Move crypto to stream 0 #247
Conversation
MikeBishop
force-pushed
the
0_is_special
branch
from
a9a2240
to
efd7416
Compare
|
The big change here is that stream-level flow control doesn't apply to TLS - it becomes impossible to give stream 0 stream-level credit. Even with the exemption from the connection-level flow control, stream 0 was previously still subject to stream-level flow control. The change is safe because stream 0 carries mostly cleartext data and WINDOW_UPDATE was previously treated with some suspicion anyway. I'd like to confirm that this is acceptable with others before we merge this. |
|
To clarify, "this" is exempting stream 0 from stream level flow control as well? If so, I think so, but I'd like to hear if others have concerns. That conveniently still allows, stream 0 to be used in the WINDOW_UPDATE frame to indicate the connection's flow control window. |
|
If stream 0 isn't controlled by stream-level flow control, this opens up a DoS. A peer introduce a gap in stream data and then just send arbitrary data with a higher offset. The receiver can't even verify if this data is a valid TLS message, because the gap would prevent reading from that stream. |
|
In reality, I don't think it's a DoS, because the receiver has an expected max size for a handshake message. A CHLO is always 1 packet and a HRR(aka reject) is multiple. If one side receives data way outside the expected range, they can just terminate the handshake. In the case of the server, if you're only doing stateless rejects, all CHLO's better have a stream offset of 0. Also, if the argument is that control messages(ie: public resets, flow control updates, etc) can be processed immediately, and that's why they don't count towards flow control, then I think the same argument applies for the crypto stream, modulo any concerns about the size of a reject/etc. |
|
What about data received after the handshake? Terminating the connection if data beyond a certain offset is received sounds a lot like an implicit flow control window, just without the option to increase it. |
|
I can't think of anything the client sends post-handshake, at least in QUIC crypto and TLS. I'd like to think about it as imposing some sort of validity constraints on the crypto stream which are specific to the crypto being done. ie: As long as you're doing the crypto the peer expects, then all should go well. If you deviate, then given how important crypto is to QUIC, the connection is killed. But tell me if I'm crazy. |
|
@ianswett: Using TLS, there's the session ticket, but with reasonable limits this will probably not be a problem (I'm not sure if that's true for extremely long-lived connections though). |
|
If we look at the crypto handshake in the abstract, the only two functions that are needed are tickets and source address tokens. Both of these have to be less than 1280 octets. If we went the way that this PR suggests, I'd be happy to write advice about how much of that to accept. Maybe even require that a server not produce more than a small multiple of this limit without receiving any acknowledgment. That would allow a client to police this. The other thing that is somewhat unbounded is client certificates.
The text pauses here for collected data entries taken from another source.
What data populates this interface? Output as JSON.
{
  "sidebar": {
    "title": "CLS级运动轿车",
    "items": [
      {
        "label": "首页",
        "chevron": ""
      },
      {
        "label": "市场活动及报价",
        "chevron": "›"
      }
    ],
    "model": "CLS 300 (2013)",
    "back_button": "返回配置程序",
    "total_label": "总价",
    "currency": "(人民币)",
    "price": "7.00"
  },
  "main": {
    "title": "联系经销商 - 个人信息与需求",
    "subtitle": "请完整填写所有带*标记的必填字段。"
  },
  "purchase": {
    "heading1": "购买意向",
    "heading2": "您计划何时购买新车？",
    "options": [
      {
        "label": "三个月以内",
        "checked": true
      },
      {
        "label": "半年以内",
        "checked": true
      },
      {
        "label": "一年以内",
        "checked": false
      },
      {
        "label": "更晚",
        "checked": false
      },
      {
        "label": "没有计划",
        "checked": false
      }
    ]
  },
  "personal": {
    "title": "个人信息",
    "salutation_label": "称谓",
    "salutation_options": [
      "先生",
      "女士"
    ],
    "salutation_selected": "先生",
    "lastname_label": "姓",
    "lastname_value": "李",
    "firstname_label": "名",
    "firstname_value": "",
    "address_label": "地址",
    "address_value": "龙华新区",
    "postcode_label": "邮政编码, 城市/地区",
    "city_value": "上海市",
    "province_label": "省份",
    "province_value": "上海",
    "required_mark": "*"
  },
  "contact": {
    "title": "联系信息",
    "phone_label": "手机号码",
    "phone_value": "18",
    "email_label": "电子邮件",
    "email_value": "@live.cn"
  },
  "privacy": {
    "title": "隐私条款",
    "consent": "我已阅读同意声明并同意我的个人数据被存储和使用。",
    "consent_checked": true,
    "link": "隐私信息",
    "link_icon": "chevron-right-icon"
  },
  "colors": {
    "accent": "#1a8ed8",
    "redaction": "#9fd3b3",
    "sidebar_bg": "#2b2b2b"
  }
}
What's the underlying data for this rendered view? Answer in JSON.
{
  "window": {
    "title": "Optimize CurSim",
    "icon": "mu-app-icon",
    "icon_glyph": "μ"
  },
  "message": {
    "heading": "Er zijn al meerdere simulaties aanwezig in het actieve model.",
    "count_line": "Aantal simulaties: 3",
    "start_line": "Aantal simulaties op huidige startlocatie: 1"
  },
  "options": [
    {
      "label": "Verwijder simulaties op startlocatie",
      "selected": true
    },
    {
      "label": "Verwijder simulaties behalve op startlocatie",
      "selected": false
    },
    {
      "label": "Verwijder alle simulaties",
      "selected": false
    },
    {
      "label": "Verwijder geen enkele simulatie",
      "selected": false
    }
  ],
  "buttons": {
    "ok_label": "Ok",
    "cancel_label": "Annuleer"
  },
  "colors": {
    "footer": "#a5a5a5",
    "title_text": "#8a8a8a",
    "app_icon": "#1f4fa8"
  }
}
That too is probably manageable on the same basis. |
|
I was going to mention client certs too - but I think I would rather have this PR and manage it heuristically than worry about the complications of flow control on a control stream. I favor merging. |
|
I don't think you're simplifying things by removing flow control on the crypto stream. Is there a reason, besides textual simplicity, for doing this? I don't think it makes implementation any easier, but may make it harder, since there's basically no way for the implementation to send more than X bytes, and the receiver must enforce this, separate from any stream-level flow control logic (since that logic will be tied to sending WINDOW_UPDATE frames.) We'll also need to specify a required min window offset that MUST be supported on the crypto stream. This seems like a largely unnecessary limit and special case. I'm not sure I see what real benefit it brings... I'm inclined towards keeping this as Stream 1 with stream-level flow control applied to it. |
|
I'm now leaning towards the fact this is another special case, and special cases are bad unless there's a good reason for them. In normal operation, we expect this to not matter, and Marten made some fine arguments about how lack of flow control could cause issues without some careful implementation choices, so I lean towards keeping stream flow control for the crypto stream. As such, I now also prefer it stay on stream 1, otherwise the window update frame has to change. |
|
I think that we are leaning towards not accepting this change. @mnot, @larseggert, am I correct here? and how should we proceed now? |
|
@MikeBishop any thoughts / change of mind? |
|
If stream flow control is staying, then of course it's not stream zero. There's also #248, which questions the exemption from congestion control. If we're going the route of saying that the crypto stream is still a regular stream (with all the controls that entails), then stream 1 makes the most sense. |
In #246, we agreed that the crypto stream and only the crypto stream would be exempt from connection-level flow control. It's also exempt from the congestion controller and has special rules about retransmissions. Is there a logical reason to have stream-level flow control on a stream that is a control channel?
If not, let's make it clear that the crypto stream is special. Make it Stream 0, the stream that can't be given any stream-level flow control credit because it's a reserved value. The change is relatively modest, and seems like a good fit to our special snowflake stream.